I do, definitely. First my dad training me and getting my skills to where they needed to be to get noticed, and then going to play with Clarissa was the very first organized basketball that I played. At that time, her style of coaching was really what a young player needed -- to be micro-managed and to really teach the game. I think that's a huge part of the reason why I'm able to see plays and I am able to remember plays is playing for her at a young age.
Was your father a basketball player or a basketball fan who understood the game?
He played in college, and he played for a little while overseas in Australia. He played for (the University of ) Mary Hardin-Baylor and Regis, which is in Texas I believe. He was a really good player, and he's still hard to this day to beat one-on-one. When I play, he's always critiquing what I do, just my skills. He's always trying to develop new skills for me.
In terms of basketball, is he also supportive, or is he more like a coach?
When I was younger, he was more focused on all that I needed to do, but now, I think he knows that I've developed and that he's taught me well. So now, he still critiques, but he also sees that I have developed, and I'm starting to think for myself.
Do you feel like you are learning again from a new coach playing for Jennifer Rizzotti, USA and University of Hartford head coach?

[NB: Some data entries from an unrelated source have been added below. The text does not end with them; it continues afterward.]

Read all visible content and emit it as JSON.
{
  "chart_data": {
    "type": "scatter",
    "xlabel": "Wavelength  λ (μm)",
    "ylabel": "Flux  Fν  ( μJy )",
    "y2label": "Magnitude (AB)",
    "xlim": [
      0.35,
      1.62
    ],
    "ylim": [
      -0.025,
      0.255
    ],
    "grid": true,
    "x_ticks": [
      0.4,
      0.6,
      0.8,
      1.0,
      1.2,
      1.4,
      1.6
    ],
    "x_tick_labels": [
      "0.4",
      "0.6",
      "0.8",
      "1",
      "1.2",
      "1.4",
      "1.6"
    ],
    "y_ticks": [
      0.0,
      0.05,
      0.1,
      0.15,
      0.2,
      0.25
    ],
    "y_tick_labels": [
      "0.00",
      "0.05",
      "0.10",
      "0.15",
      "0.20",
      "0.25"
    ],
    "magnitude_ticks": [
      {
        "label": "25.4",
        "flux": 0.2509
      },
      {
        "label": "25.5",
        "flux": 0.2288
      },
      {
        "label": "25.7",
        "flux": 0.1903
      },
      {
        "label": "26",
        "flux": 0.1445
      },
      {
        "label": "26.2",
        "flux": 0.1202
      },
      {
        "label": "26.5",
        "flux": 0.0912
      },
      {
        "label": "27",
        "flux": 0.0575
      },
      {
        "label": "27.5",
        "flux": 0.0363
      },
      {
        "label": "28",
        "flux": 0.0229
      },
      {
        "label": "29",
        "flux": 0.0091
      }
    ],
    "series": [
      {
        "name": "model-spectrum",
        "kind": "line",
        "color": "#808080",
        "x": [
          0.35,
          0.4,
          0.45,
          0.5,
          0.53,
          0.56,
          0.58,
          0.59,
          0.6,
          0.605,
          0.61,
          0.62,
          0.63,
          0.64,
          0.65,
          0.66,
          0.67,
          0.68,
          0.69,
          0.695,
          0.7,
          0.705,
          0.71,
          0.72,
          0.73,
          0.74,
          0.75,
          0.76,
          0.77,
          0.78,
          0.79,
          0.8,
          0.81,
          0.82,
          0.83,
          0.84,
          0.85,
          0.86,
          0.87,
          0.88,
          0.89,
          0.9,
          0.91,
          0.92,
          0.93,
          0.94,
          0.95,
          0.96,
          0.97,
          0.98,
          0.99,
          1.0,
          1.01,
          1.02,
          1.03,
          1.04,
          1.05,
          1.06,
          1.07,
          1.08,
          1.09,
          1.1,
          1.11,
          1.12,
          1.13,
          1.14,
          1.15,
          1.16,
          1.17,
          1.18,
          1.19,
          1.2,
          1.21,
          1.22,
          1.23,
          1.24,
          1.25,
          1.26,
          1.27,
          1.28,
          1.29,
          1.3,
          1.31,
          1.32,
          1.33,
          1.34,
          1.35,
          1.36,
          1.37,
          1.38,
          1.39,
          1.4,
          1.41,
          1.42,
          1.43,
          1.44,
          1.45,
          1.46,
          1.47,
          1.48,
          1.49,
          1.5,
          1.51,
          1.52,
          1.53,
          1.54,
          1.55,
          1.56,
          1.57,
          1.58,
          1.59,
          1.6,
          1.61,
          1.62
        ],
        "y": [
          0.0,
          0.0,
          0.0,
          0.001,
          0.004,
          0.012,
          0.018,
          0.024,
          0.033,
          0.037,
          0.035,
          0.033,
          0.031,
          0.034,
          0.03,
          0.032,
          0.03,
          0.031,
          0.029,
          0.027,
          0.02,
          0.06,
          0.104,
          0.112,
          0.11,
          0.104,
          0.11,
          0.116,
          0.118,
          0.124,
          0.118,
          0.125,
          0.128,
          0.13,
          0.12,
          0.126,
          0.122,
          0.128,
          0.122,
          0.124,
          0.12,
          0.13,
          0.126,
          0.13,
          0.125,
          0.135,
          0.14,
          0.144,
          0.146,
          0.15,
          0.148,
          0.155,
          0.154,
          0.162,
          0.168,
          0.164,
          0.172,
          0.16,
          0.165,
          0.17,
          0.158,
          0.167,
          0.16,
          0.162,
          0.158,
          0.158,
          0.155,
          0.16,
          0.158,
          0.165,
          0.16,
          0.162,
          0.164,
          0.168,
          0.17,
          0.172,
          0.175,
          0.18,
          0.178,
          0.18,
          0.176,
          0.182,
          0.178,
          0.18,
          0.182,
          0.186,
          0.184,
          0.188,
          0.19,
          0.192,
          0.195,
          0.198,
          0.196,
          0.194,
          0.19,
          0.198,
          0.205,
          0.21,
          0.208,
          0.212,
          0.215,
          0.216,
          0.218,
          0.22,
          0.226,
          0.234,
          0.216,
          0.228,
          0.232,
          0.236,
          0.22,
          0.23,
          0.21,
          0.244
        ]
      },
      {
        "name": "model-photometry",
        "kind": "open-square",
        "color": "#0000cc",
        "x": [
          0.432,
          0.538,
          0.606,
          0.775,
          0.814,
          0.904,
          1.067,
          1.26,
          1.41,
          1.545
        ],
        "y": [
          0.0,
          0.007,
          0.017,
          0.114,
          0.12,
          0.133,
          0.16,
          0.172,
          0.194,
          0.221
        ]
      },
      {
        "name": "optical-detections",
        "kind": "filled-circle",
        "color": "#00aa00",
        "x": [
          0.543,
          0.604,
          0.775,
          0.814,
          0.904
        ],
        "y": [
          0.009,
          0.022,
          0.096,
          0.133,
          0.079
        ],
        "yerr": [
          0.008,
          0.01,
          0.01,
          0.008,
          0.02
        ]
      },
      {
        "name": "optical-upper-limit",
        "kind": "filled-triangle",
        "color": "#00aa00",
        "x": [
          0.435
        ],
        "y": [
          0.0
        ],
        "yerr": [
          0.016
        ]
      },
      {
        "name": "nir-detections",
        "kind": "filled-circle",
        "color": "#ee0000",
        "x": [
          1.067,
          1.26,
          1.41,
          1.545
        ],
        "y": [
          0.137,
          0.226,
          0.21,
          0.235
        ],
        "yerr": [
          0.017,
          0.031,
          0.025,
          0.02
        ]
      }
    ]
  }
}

This whole experience, it's different from high school or AAU. It's just a different level of intensity during practice. Every practice you are demanded to go as hard as you can. It's made me a better player because I'm forcing myself to push myself, and it's not easy like it is in high school. Also, in high school, I'm used to averaging 15-20 points a game, and now I'm having to transform my game to more of what coach Rizzotti and the rest of the coaching staff wants -- being more of a floor general and a distributor than having to score because everyone can score. So, I think that's a great experience, too, because I'm learning how to do other things than just score. I think that's been a challenge, and it's been fun having a new challenge.
Your USA teammate Chiney Ogwumike also was your teammate at Cy-Fair this past season, has that helped you during training to have someone you know here with you?
It was really exciting when I found out that I would be trying out with older girls. Obviously, Chiney is on the team, and we thought it would be really good to have two players from the same high school representing not only our country but coming from the same school. That doesn't happen too often. It's also comforting because I know how she catches the ball and where she doesn't want it. That's good, too, knowing what type of a player she is.
You have one more year of high school and have verbally committed to attend the University of Texas. With this experience, do you feel like you are getting a jump-start on college?
I do feel like I'm getting a little glimpse of what it will be like in college. My workouts at home, they are intense too, but it's just different when you are with a team and you are going against competition. My workouts, they are hard and I do do two-a-days, but it's a lot different when you have college coach yelling at you and you have college-caliber players playing against you, and I do think that it definitely is going to give me a glimpse of what I have to bring everyday when I go to college.
You have been training for a week, and you've got a week to go before the tournament starts, how excited are you to start playing games?
I think everyone is ready to start playing. It's just a huge honor to be selected. Twelve girls out of I don't know how many across the United States, so it's just a huge honor. I can't put into words the feeling. It makes me want to work that much harder just knowing I was thought of to be one of the best to represent my country.
Have you seen a team identity emerge?
I think we have people that want to run the floor. We also have people who will set up the half-court offense, so I think our team can do pretty much anything. It's just a matter of being disciplined and doing what we know we can do. I think that's what we are working towards now. We know what we want to do. Sometimes we are not as disciplined because we are used to being able to score at will. So, I think everyone right now is more than happy and more than willing to compromise for the better of the team.